Today, I'm wrapping up my legal theory class, and with it, my college career. In the class we've covered a lot of ground: natural law, positivism, realism, and all of the critical and postmodern appendages of today's legal thought. One voice that caught my attention, maybe surprisingly, given my libertarian tendencies, was Ronald Dworkin. Something about his elegant portrayal of law's integrity, its ability to transform, to change, to better.
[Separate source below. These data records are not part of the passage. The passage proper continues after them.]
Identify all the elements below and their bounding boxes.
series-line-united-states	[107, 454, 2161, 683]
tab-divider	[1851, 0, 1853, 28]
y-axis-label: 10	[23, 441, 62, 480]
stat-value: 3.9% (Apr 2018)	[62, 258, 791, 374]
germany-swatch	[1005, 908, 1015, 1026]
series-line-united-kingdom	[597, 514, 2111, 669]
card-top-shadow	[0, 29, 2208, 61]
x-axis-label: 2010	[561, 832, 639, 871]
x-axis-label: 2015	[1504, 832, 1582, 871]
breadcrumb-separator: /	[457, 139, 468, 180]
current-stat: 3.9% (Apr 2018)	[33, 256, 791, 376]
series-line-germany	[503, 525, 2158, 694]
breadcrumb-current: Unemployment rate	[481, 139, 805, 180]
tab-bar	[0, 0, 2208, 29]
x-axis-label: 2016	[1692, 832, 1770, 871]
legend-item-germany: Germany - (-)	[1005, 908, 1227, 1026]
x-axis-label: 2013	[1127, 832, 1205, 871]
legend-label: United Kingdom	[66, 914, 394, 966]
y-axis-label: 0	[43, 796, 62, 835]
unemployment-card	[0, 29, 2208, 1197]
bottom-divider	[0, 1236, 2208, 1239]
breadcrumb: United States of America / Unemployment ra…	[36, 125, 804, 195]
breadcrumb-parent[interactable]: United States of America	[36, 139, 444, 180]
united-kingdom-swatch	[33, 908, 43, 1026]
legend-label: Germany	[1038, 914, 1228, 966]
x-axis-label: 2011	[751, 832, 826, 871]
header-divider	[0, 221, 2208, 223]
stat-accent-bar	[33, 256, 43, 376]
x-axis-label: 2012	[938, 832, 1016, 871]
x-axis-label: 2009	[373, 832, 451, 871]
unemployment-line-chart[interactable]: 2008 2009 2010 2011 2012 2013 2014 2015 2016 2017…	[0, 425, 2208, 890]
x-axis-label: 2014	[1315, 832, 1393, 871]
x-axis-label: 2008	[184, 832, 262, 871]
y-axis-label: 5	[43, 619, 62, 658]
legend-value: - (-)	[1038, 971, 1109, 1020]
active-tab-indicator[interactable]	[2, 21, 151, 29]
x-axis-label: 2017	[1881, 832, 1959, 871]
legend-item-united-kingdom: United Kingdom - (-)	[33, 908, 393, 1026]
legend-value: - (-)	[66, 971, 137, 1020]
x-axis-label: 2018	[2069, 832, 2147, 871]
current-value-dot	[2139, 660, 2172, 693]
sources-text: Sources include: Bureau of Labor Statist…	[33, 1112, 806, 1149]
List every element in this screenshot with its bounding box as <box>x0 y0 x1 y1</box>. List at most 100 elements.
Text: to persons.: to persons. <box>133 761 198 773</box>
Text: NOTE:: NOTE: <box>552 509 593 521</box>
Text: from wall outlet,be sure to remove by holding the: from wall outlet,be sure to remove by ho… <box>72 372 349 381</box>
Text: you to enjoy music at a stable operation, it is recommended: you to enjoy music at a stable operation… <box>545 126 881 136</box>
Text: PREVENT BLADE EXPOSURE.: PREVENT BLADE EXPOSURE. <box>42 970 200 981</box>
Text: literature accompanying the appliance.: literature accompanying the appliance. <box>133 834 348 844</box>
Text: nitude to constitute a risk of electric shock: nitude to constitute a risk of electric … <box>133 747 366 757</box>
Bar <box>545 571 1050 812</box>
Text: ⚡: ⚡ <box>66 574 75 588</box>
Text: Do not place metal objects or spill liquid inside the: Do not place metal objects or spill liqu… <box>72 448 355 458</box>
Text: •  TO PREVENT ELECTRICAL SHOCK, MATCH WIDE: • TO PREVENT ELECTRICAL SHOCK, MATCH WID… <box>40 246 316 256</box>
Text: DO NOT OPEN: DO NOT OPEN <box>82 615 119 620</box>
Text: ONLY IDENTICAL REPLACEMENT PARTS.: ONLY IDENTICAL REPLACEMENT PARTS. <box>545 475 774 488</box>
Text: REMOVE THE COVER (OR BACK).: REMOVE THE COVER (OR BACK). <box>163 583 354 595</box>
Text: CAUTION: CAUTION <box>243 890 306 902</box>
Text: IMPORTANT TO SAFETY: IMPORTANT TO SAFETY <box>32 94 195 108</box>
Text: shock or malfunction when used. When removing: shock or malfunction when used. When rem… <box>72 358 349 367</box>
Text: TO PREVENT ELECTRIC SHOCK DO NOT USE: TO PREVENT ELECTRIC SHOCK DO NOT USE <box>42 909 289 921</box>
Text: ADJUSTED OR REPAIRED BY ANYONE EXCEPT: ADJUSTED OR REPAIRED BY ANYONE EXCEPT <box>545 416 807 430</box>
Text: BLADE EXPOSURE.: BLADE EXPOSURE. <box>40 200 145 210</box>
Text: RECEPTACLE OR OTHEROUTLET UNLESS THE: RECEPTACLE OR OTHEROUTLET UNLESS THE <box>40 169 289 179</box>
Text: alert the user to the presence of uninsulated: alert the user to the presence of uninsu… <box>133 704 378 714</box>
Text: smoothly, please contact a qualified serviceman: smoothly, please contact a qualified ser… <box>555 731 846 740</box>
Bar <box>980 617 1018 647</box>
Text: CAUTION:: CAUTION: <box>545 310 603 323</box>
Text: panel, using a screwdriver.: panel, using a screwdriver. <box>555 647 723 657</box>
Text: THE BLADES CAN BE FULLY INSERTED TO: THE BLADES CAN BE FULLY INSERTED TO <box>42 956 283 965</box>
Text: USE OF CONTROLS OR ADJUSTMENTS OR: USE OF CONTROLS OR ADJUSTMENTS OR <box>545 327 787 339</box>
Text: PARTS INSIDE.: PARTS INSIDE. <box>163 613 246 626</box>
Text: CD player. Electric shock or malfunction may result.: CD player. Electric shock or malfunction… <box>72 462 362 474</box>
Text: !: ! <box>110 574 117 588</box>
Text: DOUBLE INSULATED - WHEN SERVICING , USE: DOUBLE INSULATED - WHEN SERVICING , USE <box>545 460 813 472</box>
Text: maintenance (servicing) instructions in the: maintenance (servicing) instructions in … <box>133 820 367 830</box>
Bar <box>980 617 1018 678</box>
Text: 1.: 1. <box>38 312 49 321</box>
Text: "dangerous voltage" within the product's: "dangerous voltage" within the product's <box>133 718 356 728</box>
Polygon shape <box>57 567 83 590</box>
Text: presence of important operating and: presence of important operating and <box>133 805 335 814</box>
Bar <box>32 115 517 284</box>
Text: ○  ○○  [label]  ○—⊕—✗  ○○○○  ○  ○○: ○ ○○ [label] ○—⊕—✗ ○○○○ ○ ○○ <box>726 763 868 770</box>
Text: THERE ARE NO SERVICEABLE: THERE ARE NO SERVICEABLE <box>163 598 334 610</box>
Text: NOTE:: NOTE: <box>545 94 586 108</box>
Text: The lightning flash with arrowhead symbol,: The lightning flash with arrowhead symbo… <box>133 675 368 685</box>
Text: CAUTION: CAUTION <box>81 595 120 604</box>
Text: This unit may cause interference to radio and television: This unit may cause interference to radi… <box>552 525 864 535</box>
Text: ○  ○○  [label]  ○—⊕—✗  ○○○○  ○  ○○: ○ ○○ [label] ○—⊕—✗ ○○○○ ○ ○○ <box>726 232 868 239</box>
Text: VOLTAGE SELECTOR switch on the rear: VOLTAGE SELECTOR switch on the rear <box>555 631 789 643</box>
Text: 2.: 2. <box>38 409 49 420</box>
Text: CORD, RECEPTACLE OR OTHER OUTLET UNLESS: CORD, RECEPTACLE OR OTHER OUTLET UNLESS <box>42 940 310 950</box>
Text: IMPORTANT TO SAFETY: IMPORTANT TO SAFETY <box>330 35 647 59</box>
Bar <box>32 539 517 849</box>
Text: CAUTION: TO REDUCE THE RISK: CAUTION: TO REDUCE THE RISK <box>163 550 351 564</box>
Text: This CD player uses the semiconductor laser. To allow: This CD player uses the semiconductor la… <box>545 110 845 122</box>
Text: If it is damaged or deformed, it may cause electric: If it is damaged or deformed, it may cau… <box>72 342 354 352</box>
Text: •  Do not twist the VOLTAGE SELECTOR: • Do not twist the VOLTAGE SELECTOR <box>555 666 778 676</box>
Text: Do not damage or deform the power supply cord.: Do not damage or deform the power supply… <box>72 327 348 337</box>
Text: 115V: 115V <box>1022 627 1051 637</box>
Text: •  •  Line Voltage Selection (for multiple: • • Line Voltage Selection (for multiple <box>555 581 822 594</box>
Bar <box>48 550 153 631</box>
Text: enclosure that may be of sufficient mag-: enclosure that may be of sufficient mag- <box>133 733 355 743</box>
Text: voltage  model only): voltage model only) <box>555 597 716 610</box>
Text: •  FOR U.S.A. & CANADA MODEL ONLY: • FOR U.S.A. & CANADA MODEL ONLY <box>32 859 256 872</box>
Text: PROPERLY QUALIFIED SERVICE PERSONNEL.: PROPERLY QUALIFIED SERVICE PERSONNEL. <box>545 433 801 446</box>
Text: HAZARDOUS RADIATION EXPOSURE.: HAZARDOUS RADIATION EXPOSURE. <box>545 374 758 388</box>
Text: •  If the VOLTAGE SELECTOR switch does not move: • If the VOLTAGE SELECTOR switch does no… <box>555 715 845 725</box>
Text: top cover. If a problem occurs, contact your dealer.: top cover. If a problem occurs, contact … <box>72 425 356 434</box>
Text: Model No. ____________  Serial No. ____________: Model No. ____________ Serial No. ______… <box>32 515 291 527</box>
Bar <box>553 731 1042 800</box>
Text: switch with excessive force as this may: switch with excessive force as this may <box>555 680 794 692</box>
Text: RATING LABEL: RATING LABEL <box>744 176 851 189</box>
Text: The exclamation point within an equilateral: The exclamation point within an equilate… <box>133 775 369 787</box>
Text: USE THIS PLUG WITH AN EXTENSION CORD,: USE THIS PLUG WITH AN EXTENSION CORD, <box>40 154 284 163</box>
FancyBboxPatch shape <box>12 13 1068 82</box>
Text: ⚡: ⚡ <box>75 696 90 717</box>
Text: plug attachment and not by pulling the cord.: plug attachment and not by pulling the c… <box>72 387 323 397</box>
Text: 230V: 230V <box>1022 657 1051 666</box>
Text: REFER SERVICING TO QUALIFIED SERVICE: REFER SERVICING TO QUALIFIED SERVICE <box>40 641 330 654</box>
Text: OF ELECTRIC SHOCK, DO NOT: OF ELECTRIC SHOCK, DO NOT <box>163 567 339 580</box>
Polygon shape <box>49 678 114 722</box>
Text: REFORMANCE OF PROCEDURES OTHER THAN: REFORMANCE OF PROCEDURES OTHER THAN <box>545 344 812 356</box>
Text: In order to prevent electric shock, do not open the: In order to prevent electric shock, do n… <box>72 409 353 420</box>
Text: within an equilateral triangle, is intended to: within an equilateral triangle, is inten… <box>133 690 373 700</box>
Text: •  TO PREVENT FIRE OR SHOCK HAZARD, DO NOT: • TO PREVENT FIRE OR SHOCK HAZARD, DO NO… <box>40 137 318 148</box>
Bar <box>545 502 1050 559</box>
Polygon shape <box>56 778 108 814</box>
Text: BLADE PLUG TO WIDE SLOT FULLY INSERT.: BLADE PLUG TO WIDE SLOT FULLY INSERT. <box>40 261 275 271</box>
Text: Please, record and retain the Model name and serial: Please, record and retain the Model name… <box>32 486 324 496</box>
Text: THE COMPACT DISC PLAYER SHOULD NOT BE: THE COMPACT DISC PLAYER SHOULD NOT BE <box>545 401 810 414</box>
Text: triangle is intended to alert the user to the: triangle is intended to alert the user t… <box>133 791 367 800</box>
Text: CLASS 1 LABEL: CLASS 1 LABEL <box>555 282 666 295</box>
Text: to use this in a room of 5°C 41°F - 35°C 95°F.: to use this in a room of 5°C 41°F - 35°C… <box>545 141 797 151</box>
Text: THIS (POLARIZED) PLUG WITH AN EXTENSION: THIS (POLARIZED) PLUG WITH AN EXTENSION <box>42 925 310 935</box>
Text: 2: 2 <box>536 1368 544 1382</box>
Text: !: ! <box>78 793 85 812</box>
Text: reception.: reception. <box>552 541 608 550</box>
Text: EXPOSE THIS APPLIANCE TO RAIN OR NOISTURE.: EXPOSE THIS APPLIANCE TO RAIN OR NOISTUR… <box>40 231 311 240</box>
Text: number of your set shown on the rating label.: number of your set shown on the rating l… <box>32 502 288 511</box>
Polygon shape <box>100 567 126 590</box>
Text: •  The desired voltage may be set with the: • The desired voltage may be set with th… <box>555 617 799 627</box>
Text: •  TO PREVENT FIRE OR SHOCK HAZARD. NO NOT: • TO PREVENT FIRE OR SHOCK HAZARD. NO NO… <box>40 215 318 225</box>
    But Dworkin has his critics, to be sure. The Chronicle of Higher Education has an interesting article on Dworkin, his recent book, and the perennial rose-colored glasses through which he sees the law. Carlin Romano writes:

"The pathos of Dworkin's jurisprudence is that, after several decades, its two parts don't add up. In his philosophical work, the judge not only can grasp our entire constitutional scheme, like some hotshot assistant professor who understands every nuance of Kant's system, but he must to be an adequate judge. In his New York Review pieces, no living judge — make that no conservative judge — understands what he or she is doing."

    I'd like to think of law as robust, as having inner morality, but something always leads me to stop short. I think it's the messiness of law– the political exigencies that lead Dworkin and others to lambaste their political foes– that does this for me. Law is a powerful tool, but as is the case with most powerful tools, we cannot leave it uncriticized and unchecked.